Where the US has sectoral privacy legislation in a number of areas such as finance, healthcare and children’s privacy, the European comprehensive privacy law, General Data Protection Regulation (GDPR), requires companies to comply with certain data protections relating to sharing, collecting and processing data; this gives individuals rights to access, delete, or control the use of their personal data. The United States, in contrast, doesn’t have an omnibus law that covers the privacy of all groups of personal data. Instead, its sectoral nature relays distinct laws with acronyms like HIPAA, FCRA, FERPA, GLBA, ECPA, COPPA, and VPPA, designed to target specific groups and industries that collect specific types of data in explicit circumstances.

Three well known industry specific privacy laws are:

• The Health Insurance Portability and Accountability Act (HIPAA) has little to do with privacy and covers communication between you and “covered entities,” which include doctors, hospitals, pharmacies, insurers, and other similar businesses. People misconstrue the purpose of HIPAA and its parameters; they believe it covers all health data, but it doesn’t. For example, health data collected on a device like Fitbit isn’t protected.
• The Fair Credit Reporting Act (FCRA) covers information relating to credit. It limits who is allowed to see a data subjects credit report, what data the credit bureaus can collect, and how the information is obtained.
• The Gramm-Leach-Bliley Act (GLBA) requires consumer financial products, such as loan services or investment-advice services, to explain how they share data, as well as the data subject’s right to opt out.
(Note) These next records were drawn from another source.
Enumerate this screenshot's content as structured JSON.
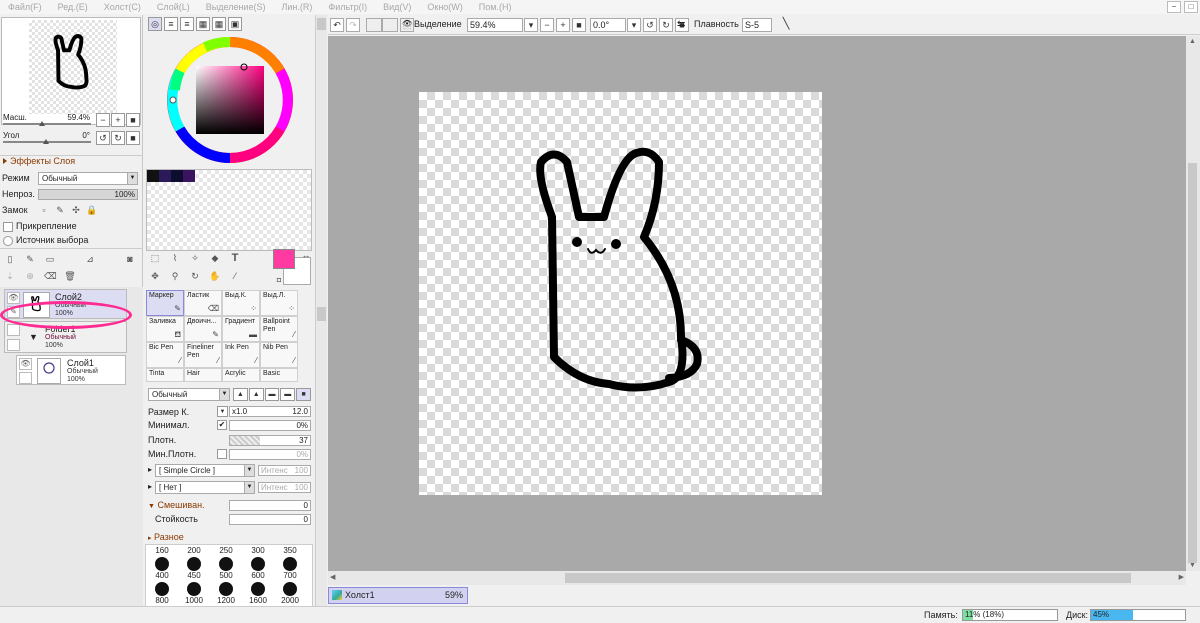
{
  "menu": [
    "Файл(F)",
    "Ред.(E)",
    "Холст(C)",
    "Слой(L)",
    "Выделение(S)",
    "Лин.(R)",
    "Фильтр(I)",
    "Вид(V)",
    "Окно(W)",
    "Пом.(H)"
  ],
  "window_buttons": [
    "−",
    "□"
  ],
  "navigator": {
    "zoom_label": "Масш.",
    "zoom_value": "59.4%",
    "zoom_level_pct": 59.4,
    "angle_label": "Угол",
    "angle_value": "0°"
  },
  "layer_effects": {
    "title": "Эффекты Слоя",
    "mode_label": "Режим",
    "mode_value": "Обычный",
    "opacity_label": "Непроз.",
    "opacity_value": "100%",
    "lock_label": "Замок",
    "clip_label": "Прикрепление",
    "selsource_label": "Источник выбора"
  },
  "layers": [
    {
      "name": "Слой2",
      "mode": "Обычный",
      "opacity": "100%",
      "selected": true
    },
    {
      "name": "Folder1",
      "mode": "Обычный",
      "opacity": "100%",
      "selected": false
    },
    {
      "name": "Слой1",
      "mode": "Обычный",
      "opacity": "100%",
      "selected": false
    }
  ],
  "colors": {
    "accent": "#ff3aa0",
    "primary": "#ff3aa0",
    "secondary": "#ffffff",
    "swatches": [
      "#111111",
      "#2a1a5a",
      "#0d0d30",
      "#3a1460"
    ]
  },
  "tools": [
    {
      "label": "Маркер",
      "selected": true
    },
    {
      "label": "Ластик"
    },
    {
      "label": "Выд.К."
    },
    {
      "label": "Выд.Л."
    },
    {
      "label": "Заливка"
    },
    {
      "label": "Двоичн..."
    },
    {
      "label": "Градиент"
    },
    {
      "label": "Ballpoint Pen"
    },
    {
      "label": "Bic Pen"
    },
    {
      "label": "Fineliner Pen"
    },
    {
      "label": "Ink Pen"
    },
    {
      "label": "Nib Pen"
    },
    {
      "label": "Tinta"
    },
    {
      "label": "Hair"
    },
    {
      "label": "Acrylic"
    },
    {
      "label": "Basic"
    }
  ],
  "brush": {
    "blend_mode": "Обычный",
    "size_label": "Размер К.",
    "size_mult": "x1.0",
    "size_value": "12.0",
    "min_label": "Минимал.",
    "min_value": "0%",
    "density_label": "Плотн.",
    "density_value": "37",
    "mindensity_label": "Мин.Плотн.",
    "mindensity_value": "0%",
    "shape": "[ Simple Circle ]",
    "texture": "[ Нет ]",
    "intensity_label": "Интенс",
    "intensity_value": "100",
    "blending_title": "Смешиван.",
    "blending_value": "0",
    "persistence_label": "Стойкость",
    "persistence_value": "0",
    "misc_title": "Разное"
  },
  "brush_sizes_row1": [
    "160",
    "200",
    "250",
    "300",
    "350"
  ],
  "brush_sizes_row2": [
    "400",
    "450",
    "500",
    "600",
    "700"
  ],
  "brush_sizes_row3": [
    "800",
    "1000",
    "1200",
    "1600",
    "2000"
  ],
  "canvas_toolbar": {
    "selection_label": "Выделение",
    "zoom_value": "59.4%",
    "angle_value": "0.0°",
    "smoothing_label": "Плавность",
    "smoothing_value": "S-5"
  },
  "canvas_tab": {
    "name": "Холст1",
    "zoom": "59%"
  },
  "status": {
    "memory_label": "Память:",
    "memory_value": "11% (18%)",
    "memory_fraction": 0.11,
    "disk_label": "Диск:",
    "disk_value": "45%",
    "disk_fraction": 0.45
  }
}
One criticism of this law is that it doesn’t restrict how companies use the data they collect, as long as they disclose their usage beforehand.
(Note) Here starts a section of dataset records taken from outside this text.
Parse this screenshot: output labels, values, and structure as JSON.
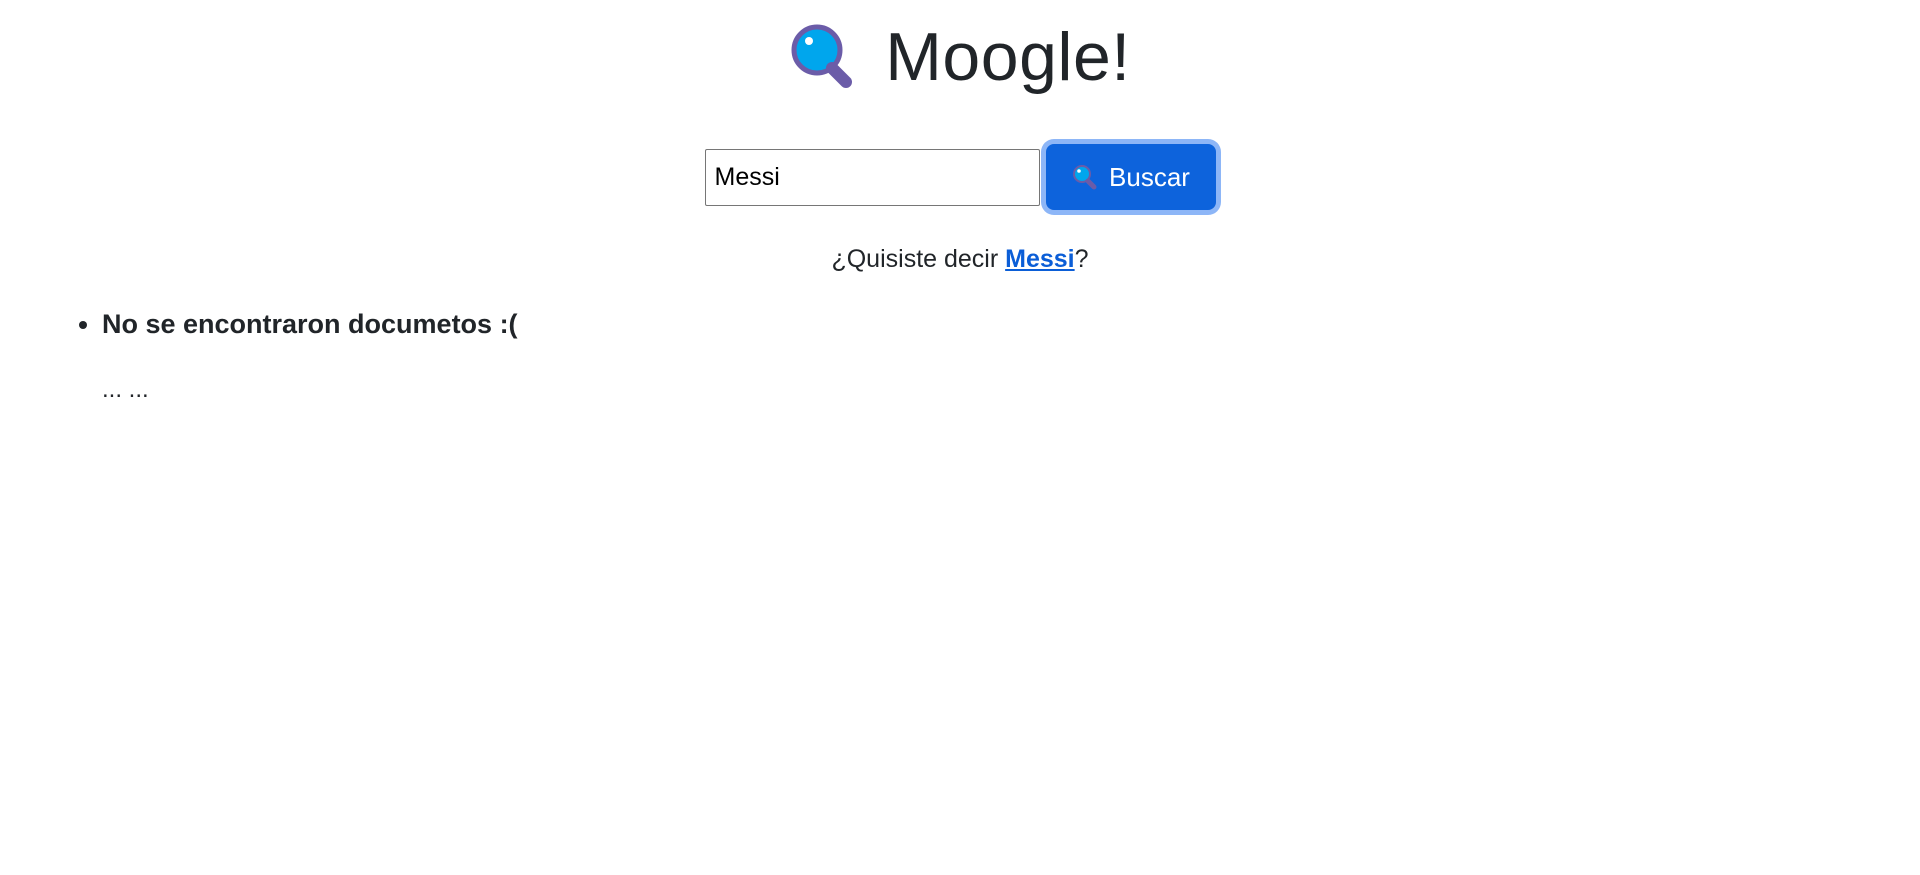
{
  "header": {
    "title": "Moogle!",
    "icon": "magnifying-glass-icon"
  },
  "search": {
    "value": "Messi",
    "button_label": "Buscar",
    "button_icon": "magnifying-glass-icon"
  },
  "suggestion": {
    "prefix": "¿Quisiste decir ",
    "link_text": "Messi",
    "suffix": "?"
  },
  "results": [
    {
      "title": "No se encontraron documetos :(",
      "snippet": "... ..."
    }
  ],
  "colors": {
    "text": "#212529",
    "button": "#0d63dc",
    "link": "#0b5ed7",
    "magnifier_lens": "#00a6ed",
    "magnifier_handle": "#6b5ca8"
  }
}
With the wide range of sectoral laws, it’s easy to see how data subjects get confused about what rights they have. 

Recommendations for moving forward

To avoid the continued patchwork of state laws and the sectoral industry specific laws that have perpetuated the data privacy sphere, the federal data privacy law would need to preempt state law with some carveouts where states could continue to have some authority.

Federal data privacy law would need a specific definition of what entities and personal data elements it covers, as well as enforcement mechanisms such as private right of action, and data subject rights.

A private right of action should balance avoiding frivolous lawsuits with protecting consumer personal data and providing a variety of remedies, similar to its European sibling, such as injunctive relief instead of a monetary award.

Primary enforcement of the federal data privacy law, is still a topic to be discussed in the future. Though the FTC’s rulemaking authority is currently under question, it definitely has potential to successfully enforce a comprehensive privacy law.